その為自室は王宮奥に位置する薬医棟にあり、他の宮廷医師達も暮らすこの棟で彼もまた一日の大半を過ごす事が多い。
とはいえ、王妃専属騎士としての役目もあるし、おちおち研究などしていられない訳で。
窓際にある雑務机の上に積み上げられた大量の資料を横目に、ヨアは項垂れた。
「…とんだ厄介事を持ち込んでくれましたね。」
思わず口から零れる本心。
ランベールは何の事だかと知らぬふりをして大きく欠伸をぶちかます。
だがヨアの心の内は決して穏やかなものではなく、彼はズキズキと痛みを繰り返す痣をそっと撫でた。

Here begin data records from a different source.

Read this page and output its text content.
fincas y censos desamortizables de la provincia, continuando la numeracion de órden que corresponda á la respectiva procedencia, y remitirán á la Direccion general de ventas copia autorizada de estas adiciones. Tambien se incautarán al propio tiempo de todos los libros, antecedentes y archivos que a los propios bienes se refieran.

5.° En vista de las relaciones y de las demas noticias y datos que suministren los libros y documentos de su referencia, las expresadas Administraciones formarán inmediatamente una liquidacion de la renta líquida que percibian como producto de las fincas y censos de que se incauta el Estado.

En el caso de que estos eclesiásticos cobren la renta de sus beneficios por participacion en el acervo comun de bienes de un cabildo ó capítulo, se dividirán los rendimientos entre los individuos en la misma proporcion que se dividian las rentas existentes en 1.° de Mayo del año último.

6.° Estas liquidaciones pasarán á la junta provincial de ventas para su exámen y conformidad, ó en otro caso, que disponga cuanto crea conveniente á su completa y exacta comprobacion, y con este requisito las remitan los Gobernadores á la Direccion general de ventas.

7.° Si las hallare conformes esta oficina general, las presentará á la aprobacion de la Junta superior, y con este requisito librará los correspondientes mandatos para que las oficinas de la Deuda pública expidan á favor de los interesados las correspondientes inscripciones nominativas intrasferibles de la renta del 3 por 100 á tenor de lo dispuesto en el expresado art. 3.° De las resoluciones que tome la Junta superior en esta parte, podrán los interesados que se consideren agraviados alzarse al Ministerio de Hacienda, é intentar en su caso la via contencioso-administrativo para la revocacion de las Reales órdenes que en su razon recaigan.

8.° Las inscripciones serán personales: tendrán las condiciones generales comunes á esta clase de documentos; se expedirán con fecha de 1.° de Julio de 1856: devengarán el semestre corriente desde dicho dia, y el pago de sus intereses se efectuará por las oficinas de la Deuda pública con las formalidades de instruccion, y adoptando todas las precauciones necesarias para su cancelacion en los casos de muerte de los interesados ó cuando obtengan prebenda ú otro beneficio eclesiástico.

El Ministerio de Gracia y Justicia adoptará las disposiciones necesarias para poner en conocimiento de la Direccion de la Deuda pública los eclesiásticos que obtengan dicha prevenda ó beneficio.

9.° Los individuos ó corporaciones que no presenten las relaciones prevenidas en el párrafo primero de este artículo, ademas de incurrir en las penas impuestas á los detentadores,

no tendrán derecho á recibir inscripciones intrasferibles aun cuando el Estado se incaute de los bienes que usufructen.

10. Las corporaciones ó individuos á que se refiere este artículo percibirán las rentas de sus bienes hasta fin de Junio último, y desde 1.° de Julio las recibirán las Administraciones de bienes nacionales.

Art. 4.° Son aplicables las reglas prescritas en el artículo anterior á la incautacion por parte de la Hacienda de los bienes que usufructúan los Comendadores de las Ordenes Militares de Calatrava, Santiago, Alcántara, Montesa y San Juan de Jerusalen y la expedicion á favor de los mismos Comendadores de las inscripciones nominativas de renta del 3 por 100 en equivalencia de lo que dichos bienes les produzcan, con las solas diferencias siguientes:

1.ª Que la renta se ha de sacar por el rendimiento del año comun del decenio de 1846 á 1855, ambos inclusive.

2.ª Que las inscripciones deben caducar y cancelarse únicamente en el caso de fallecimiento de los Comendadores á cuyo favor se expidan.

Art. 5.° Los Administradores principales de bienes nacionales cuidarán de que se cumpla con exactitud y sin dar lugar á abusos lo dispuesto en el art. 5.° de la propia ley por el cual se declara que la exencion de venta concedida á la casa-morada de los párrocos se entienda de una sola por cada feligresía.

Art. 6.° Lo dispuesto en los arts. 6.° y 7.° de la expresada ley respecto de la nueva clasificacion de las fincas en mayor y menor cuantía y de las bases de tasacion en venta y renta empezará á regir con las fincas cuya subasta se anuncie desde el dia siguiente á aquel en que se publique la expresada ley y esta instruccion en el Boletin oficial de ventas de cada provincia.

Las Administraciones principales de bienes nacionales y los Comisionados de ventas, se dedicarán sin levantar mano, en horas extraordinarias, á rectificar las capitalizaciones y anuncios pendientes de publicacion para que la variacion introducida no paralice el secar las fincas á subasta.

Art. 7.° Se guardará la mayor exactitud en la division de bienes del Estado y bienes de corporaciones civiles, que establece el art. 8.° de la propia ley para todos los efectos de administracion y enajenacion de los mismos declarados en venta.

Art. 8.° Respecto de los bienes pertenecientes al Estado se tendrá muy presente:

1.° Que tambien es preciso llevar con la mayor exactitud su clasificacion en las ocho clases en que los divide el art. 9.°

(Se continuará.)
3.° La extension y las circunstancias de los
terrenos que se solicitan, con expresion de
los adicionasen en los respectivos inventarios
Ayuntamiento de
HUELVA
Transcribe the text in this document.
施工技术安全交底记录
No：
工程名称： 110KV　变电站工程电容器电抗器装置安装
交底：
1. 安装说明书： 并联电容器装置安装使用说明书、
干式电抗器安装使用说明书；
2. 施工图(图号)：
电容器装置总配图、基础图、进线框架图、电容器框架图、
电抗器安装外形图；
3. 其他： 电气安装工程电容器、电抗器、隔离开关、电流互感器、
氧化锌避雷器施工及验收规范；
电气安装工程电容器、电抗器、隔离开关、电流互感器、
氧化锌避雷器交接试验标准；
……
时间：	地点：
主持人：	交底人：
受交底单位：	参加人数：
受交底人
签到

「何故、王が遠征に出かけると…殿下に一報しなかったのですか。」
恐ろしい程に鮮やかな紫眼が強かに自分に向けられているのを、ランベールは苦しい程感じ取っていた。
しかしランベールは思う。
愚問だ、と。
「…一報して、何が変わる。」
切れ長の目を薄らと開け、天井を見据えた。
「伝えたら、あの人の思惑とやらを止める事が出来るのか。」
変わり映えしない、この気味が悪い程に豪華な壁紙をいつまで見ればいいのか。
ランベールは普段見せないような表情を浮かべ、ただ嘆く。
「火の無い所に煙は立たぬ。恐らく、ロレンツェの姫といざこざを起こしたのも戦略の内なのだろう。そして根拠さえ作れば後は柄の無い所に柄を挿げればいい。